I've found this exercise.
Let $X,Y$ be two topological spaces and $f$ an homeomorphism between $X$ and $Y$. Show that $X$ is $T_1$ iff $Y$ is $T_1$.
Let $(Y,\tau')$ be a $T_1$ space. So $Y\setminus y$ is an open set.
Since $f$ is an homeomorphism, $f^{-1}$ is a continuous function, then $f^{-1}(Y \setminus y)=X \setminus f^{-1}(y) \in \tau$, and since $f^{-1}(y)$ is a point, by the arbitrary of $y$ follows that $X$ is a $T_1$ space.
Let $(X,\tau)$ be $T_1$.
So $X \setminus x$ is open in $X$. Since $f$ is an homeomorphism, $f$ is an open map,so $f(X \setminus x)=Y \setminus f(x) \in \tau'$, and follows that $Y$ is $T_1$
You start your proof mentioning $y$, without saying what it is.
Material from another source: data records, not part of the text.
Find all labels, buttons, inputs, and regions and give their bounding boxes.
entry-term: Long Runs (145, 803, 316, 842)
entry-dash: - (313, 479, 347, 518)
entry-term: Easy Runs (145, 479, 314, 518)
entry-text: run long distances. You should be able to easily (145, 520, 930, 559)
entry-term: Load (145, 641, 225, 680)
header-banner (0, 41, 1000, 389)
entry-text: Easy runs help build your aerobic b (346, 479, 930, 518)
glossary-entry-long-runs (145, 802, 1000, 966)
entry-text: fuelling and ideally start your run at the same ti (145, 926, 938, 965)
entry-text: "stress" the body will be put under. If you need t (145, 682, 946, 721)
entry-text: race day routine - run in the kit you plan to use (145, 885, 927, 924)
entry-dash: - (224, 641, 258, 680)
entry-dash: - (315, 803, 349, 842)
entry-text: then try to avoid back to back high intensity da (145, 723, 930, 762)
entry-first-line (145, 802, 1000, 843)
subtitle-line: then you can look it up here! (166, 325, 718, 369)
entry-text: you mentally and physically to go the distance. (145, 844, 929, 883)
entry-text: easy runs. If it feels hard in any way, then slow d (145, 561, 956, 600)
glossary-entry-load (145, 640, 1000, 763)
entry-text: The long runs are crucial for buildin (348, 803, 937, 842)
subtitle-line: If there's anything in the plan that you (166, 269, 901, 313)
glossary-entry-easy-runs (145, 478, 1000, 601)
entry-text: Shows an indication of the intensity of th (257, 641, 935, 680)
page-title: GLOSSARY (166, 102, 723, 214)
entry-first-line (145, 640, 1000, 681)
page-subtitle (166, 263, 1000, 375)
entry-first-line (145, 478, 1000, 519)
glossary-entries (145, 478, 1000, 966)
You should have added “Let $y$ be an arbitrary point of $Y$.” or something similar. But it would be a better option to start with a point $x\in X$: since $Y$ is $T_1$, $Y\setminus\{f(x)\}$ is open and, since $X\setminus\{x\}=f^{-1}\bigl(Y\setminus\{f(x)\}\bigr)$, $X\setminus\{x\}$ is open.
For the proof in the opposite direction, you could have just said that the same argument applies with the roles of $X$ and $Y$ reversed, since $f^{-1}$ is a homeomorphism too.